In 2003, Ranchuan decided to set up the country’s first buffalo dairy farm, using her sister’s land in Chachoengsao, 60km east of Bangkok, and starting out with 46 Murrah buffaloes imported from India, and 24 Thai swamp buffaloes, as her original herd.

Milk from Murrah buffaloes, indigenous to India and Pakistan, was used to make the original Italian mozzarella cheese more than 1,000 years ago. Mozzarella lore holds the buffaloes were brought from India by Catholic monks because dairy cows could not survive in the malaria-infested southern regions of Italy.

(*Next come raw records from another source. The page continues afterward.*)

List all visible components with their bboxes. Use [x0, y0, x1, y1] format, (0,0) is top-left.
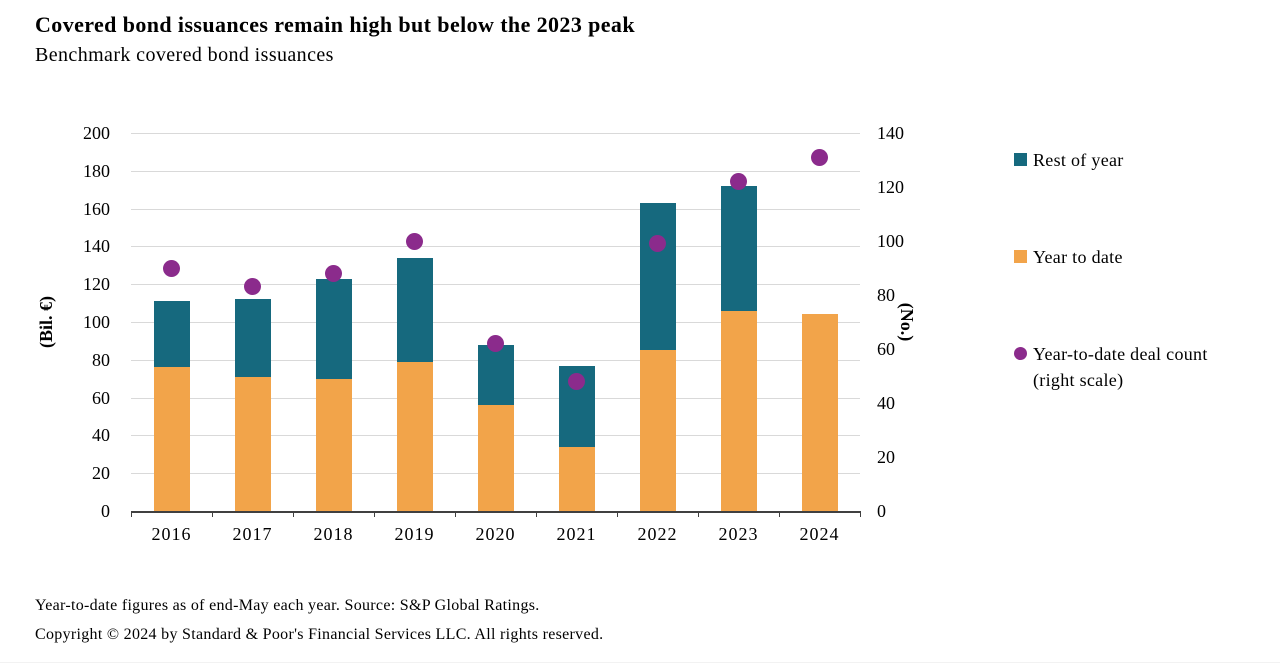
x-axis-tick	[131, 511, 132, 517]
y-axis-tick-right: 120	[877, 177, 904, 197]
bar-segment-year-to-date	[153, 367, 190, 511]
deal-count-dot	[568, 372, 585, 390]
x-axis-tick-label: 2018	[313, 524, 354, 544]
y-axis-tick-right: 0	[877, 501, 886, 521]
bar-segment-rest-of-year	[153, 301, 190, 368]
circle-marker-icon	[1014, 347, 1027, 360]
bar-segment-year-to-date	[639, 350, 676, 511]
bottom-hairline	[0, 662, 1280, 663]
x-axis-tick	[536, 511, 537, 517]
y-axis-tick-left: 0	[101, 501, 110, 521]
x-axis-tick	[617, 511, 618, 517]
y-axis-tick-right: 60	[877, 339, 895, 359]
y-axis-tick-right: 40	[877, 393, 895, 413]
y-axis-tick-left: 140	[83, 236, 110, 257]
bar-segment-rest-of-year	[315, 278, 352, 379]
bar-segment-rest-of-year	[234, 299, 271, 377]
x-axis-tick-label: 2017	[232, 524, 273, 544]
y-axis-tick-right: 100	[877, 231, 904, 251]
chart-subtitle: Benchmark covered bond issuances	[35, 44, 334, 66]
bar-segment-rest-of-year	[720, 185, 757, 311]
bar-segment-year-to-date	[477, 405, 514, 511]
deal-count-dot	[244, 278, 261, 296]
deal-count-dot	[406, 232, 423, 250]
x-axis-tick	[455, 511, 456, 517]
deal-count-dot	[811, 148, 828, 166]
square-marker-icon	[1014, 153, 1027, 166]
bar-segment-year-to-date	[558, 446, 595, 511]
bar-segment-year-to-date	[396, 361, 433, 511]
deal-count-dot	[325, 264, 342, 282]
x-axis-line	[131, 511, 860, 513]
chart-title: Covered bond issuances remain high but b…	[35, 12, 635, 37]
gridline	[131, 246, 860, 248]
x-axis-tick	[293, 511, 294, 517]
x-axis-tick-label: 2024	[799, 524, 840, 544]
gridline	[131, 208, 860, 210]
bar-segment-year-to-date	[720, 310, 757, 511]
deal-count-dot	[487, 335, 504, 353]
y-axis-tick-left: 60	[92, 387, 110, 408]
x-axis-tick-label: 2020	[475, 524, 516, 544]
legend-item-label: Rest of year	[1033, 150, 1124, 170]
y-axis-tick-left: 40	[92, 425, 110, 446]
x-axis-tick	[374, 511, 375, 517]
footnote-copyright: Copyright © 2024 by Standard & Poor's Fi…	[35, 626, 604, 643]
x-axis-tick-label: 2023	[718, 524, 759, 544]
x-axis-tick	[779, 511, 780, 517]
y-axis-tick-left: 80	[92, 349, 110, 370]
x-axis-tick-label: 2019	[394, 524, 435, 544]
x-axis-tick	[698, 511, 699, 517]
bar-segment-rest-of-year	[477, 344, 514, 406]
legend-item-year-to-date-deal-count-right-scale: Year-to-date deal count (right scale)	[1014, 341, 1276, 393]
x-axis-tick-label: 2022	[637, 524, 678, 544]
y-axis-tick-left: 200	[83, 123, 110, 143]
y-axis-tick-left: 120	[83, 274, 110, 295]
deal-count-dot	[730, 173, 747, 191]
y-axis-tick-right: 140	[877, 123, 904, 143]
bar-segment-year-to-date	[801, 314, 838, 511]
square-marker-icon	[1014, 250, 1027, 263]
y-axis-tick-left: 160	[83, 198, 110, 219]
x-axis-tick	[212, 511, 213, 517]
y-axis-tick-left: 100	[83, 312, 110, 332]
x-axis-tick	[860, 511, 861, 517]
bar-segment-year-to-date	[234, 376, 271, 511]
gridline	[131, 322, 860, 323]
legend-item-label: Year to date	[1033, 247, 1123, 267]
legend-item-label: Year-to-date deal count (right scale)	[1033, 344, 1208, 390]
legend-item-year-to-date: Year to date	[1014, 244, 1276, 270]
bar-segment-year-to-date	[315, 378, 352, 511]
y-axis-tick-right: 80	[877, 285, 895, 305]
deal-count-dot	[649, 235, 666, 253]
bar-segment-rest-of-year	[639, 202, 676, 351]
y-axis-tick-left: 180	[83, 160, 110, 181]
gridline	[131, 284, 860, 286]
bar-segment-rest-of-year	[396, 257, 433, 362]
gridline	[131, 133, 860, 134]
gridline	[131, 170, 860, 172]
y-axis-tick-left: 20	[92, 463, 110, 484]
legend-item-rest-of-year: Rest of year	[1014, 147, 1276, 173]
x-axis-tick-label: 2021	[556, 524, 597, 544]
footnote-source: Year-to-date figures as of end-May each …	[35, 597, 540, 614]
x-axis-tick-label: 2016	[151, 524, 192, 544]
y-axis-tick-right: 20	[877, 447, 895, 467]
deal-count-dot	[163, 259, 180, 277]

Although the same species, the Murrah is distinct from the Southeast Asian swamp buffalo.

The Murrah has curlier horns and darker skin and prefers cooling off in running water instead of stagnant mud ponds, unlike its Southeast Asian cousin.

A more important difference is that the Murrah can produce up to 10kg of milk a day, while the swamp buffalo has an average milk output of 2kg to 3kg.

Ranchuan’s Murrah Dairy Co has been cross-breeding Murrah with swamp buffaloes since 2003 in an attempt to improve the milk production of a local herd.

“We are on our third generation now,” Ranchuan said. “Now our average is about 4 to 5 kilograms of milk a day per buffalo.”